Spinach Carrot Salad with Roasted Vegetables

This vibrant and nutrient-dense salad balances earthy roasted carrots with fresh baby spinach and a sharp, tangy lemon herb dressing. Topped with protein-rich pumpkin seeds and savory crumbled feta, this delicious dish works perfectly as a light lunch or a sophisticated side for your dinner table.

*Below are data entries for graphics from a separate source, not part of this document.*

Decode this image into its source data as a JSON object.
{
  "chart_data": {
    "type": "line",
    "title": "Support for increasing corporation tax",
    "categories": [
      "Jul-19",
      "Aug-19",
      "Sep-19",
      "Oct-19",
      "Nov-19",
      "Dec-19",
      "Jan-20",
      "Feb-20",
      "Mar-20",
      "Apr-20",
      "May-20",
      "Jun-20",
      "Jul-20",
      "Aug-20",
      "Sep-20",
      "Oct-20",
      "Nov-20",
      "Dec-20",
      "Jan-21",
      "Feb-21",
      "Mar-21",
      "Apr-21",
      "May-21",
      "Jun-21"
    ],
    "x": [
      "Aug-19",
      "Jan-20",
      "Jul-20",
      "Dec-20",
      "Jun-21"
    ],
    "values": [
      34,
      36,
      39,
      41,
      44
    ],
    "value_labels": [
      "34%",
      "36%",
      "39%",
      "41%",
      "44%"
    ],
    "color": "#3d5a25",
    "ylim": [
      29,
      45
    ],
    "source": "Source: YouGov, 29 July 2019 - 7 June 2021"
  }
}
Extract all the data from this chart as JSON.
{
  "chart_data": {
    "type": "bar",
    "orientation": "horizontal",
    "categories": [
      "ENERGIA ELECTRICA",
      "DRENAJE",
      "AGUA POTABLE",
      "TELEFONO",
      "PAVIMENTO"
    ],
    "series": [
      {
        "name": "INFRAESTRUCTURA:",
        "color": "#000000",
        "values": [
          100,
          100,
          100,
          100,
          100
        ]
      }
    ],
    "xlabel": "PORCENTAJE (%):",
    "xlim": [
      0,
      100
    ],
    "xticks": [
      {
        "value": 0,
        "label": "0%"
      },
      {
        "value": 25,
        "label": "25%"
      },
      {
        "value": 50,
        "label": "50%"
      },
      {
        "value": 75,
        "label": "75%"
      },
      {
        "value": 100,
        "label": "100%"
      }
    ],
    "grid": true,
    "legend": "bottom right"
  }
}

It is a quick, family-friendly meal that elevates simple vegetables into a professional-level culinary experience.
Prep Time 10 minutes
Cook Time 35 minutes
Total Time 45 minutes
Servings: 4 servings
Course: Lunch
Cuisine: Fusion
Calories: 280

Ingredients
  

  • 5 ounces baby spinach
  • 1 bunch carrots, sliced into medallions
  • 1/3 cup feta cheese, crumbled
  • 1/3 cup raw unsalted pumpkin seeds
  • 1/3 cup + 1 tablespoon avocado oil
  • 1/4 cup lemon juice, freshly squeezed
  • 2 tablespoons fresh parsley, finely chopped
  • Sea salt to taste

Method
 

  1. Preheat your oven to 415 degrees F.
  2. Spread carrot medallions on a baking sheet in a single layer.
  3. Drizzle with 1 tablespoon of avocado oil and season with sea salt.
  4. Toss to coat the carrots evenly.
  5. Roast for 25 to 35 minutes until golden-brown and slightly tender.
  6. Place pumpkin seeds on a baking sheet and toast in the oven for the final 5 minutes of roasting time.
  7. Whisk together the remaining avocado oil, lemon juice, and chopped parsley in a small bowl to create the dressing.
  8. Combine the spinach, roasted carrots, and toasted seeds in a serving bowl.
  9. Drizzle with the dressing and toss gently.
  10. Top with crumbled feta cheese before serving.

Notes

Ensure carrots are cut into uniform sizes for even roasting. The salad can be served warm or at room temperature. Store leftovers in an airtight container for up to 2 days, keeping dressing separate if possible to prevent wilting.